Page 1 of 1

maximum 16 characters length, including prefix

Posted: Tue Jan 24, 2017 8:28 pm
by Cloud7
There is this old post about the max length for a DB user.
http://forum.vestacp.com/viewtopic.php? ... ers+length

Neither do I see that the feature request went forward, nor that this limitation has been lifted.

However. MariaDB (which has replaced mysql in most distros) in version 10.x or later (this version can be installed from repos if its not the default) does not have this limitation.

Can we maybe get rid of this limit please and move forward as this is very frustrating limitation?

Cheers
Andy

Re: maximum 16 characters length, including prefix

Posted: Tue Jan 24, 2017 9:10 pm
by skamasle
You check more about this problem here: https://github.com/serghey-rodin/vesta/issues/860

Re: maximum 16 characters length, including prefix

Posted: Tue Jan 24, 2017 9:21 pm
by Cloud7
Thanks for pointing me to that conversation, but I miss the real point in there too.
MariaDB10+ supports more than 16 chars and the idea of limiting down to 8 chars is so like 8 bit?

We are in 2017, and when you try to explain char limitations to someone, they rightfully laught at you.

I had not too long ago an argue with someone who had (and could remember!!) a 35 char password and found out that beyond 32 chars he got ignored and could type whatever he wanted.
While password123 does the job for me [/joke] I do see that a username of 8 or 16 is not up to date and does not help anyone.

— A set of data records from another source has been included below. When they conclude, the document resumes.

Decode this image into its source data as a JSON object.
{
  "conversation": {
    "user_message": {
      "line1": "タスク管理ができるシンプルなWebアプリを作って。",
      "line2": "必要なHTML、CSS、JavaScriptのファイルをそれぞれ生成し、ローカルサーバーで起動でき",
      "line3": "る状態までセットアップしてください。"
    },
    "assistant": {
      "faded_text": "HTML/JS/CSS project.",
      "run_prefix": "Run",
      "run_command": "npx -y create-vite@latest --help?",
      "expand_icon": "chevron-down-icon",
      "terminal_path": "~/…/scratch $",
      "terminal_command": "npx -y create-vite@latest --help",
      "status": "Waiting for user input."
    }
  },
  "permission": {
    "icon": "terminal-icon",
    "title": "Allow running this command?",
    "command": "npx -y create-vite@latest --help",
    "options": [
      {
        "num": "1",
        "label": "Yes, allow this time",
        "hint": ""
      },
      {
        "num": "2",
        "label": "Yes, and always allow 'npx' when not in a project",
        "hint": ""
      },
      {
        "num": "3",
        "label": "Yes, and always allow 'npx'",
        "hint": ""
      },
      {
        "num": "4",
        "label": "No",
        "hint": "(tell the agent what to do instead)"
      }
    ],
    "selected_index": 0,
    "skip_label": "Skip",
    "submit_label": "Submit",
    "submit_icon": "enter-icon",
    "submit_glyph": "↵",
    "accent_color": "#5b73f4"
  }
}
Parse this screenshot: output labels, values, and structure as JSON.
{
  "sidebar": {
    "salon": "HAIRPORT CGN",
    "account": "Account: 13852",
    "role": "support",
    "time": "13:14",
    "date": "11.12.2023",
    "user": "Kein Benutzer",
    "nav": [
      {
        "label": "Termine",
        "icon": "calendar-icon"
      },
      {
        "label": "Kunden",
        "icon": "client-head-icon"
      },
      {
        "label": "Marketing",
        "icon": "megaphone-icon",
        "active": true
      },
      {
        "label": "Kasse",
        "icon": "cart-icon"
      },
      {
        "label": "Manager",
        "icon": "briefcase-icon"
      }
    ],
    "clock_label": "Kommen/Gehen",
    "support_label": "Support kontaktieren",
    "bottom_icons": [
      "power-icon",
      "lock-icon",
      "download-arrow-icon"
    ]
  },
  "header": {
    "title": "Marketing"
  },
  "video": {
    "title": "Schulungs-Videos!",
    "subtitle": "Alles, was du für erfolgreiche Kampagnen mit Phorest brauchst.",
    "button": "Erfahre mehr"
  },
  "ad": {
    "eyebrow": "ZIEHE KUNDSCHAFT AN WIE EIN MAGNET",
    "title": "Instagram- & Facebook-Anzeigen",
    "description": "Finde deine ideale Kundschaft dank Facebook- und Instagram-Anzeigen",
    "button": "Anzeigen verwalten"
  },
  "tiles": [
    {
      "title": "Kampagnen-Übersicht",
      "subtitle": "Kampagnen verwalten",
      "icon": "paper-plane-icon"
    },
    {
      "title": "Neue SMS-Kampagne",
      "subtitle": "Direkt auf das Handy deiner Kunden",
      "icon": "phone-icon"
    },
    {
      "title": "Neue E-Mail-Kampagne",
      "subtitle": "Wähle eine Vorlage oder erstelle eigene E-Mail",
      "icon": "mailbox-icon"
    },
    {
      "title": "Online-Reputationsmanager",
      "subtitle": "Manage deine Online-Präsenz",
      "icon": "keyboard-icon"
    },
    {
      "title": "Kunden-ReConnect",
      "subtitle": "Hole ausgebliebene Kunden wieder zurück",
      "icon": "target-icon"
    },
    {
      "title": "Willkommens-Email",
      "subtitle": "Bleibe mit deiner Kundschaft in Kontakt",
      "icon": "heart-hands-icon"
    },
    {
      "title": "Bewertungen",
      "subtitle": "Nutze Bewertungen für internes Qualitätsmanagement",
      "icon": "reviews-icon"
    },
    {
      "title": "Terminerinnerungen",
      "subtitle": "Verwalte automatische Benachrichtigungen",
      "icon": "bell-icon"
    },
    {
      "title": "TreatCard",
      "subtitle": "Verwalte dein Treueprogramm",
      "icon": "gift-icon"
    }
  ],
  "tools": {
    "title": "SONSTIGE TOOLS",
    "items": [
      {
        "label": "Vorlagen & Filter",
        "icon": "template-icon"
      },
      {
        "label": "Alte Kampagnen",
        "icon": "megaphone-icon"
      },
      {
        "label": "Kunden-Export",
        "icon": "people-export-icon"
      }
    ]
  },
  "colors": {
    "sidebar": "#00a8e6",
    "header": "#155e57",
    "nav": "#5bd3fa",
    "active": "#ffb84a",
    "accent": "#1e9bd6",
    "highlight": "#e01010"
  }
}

Re: maximum 16 characters length, including prefix

Posted: Sat Jan 28, 2017 8:45 pm
by skurudo
Cloud7 wrote:Thanks for pointing me to that conversation, but I miss the real point in there too.
MariaDB10+ supports more than 16 chars and the idea of limiting down to 8 chars is so like 8 bit?
We are in 2017, and when you try to explain char limitations to someone, they rightfully laught at you.
Reason to support this it's mysql on distros, it's not one or two installations.
MariaDB in distros? Cool. Everywhere? Nope.
Good to know you're like new soft, but distros/users are more conservative.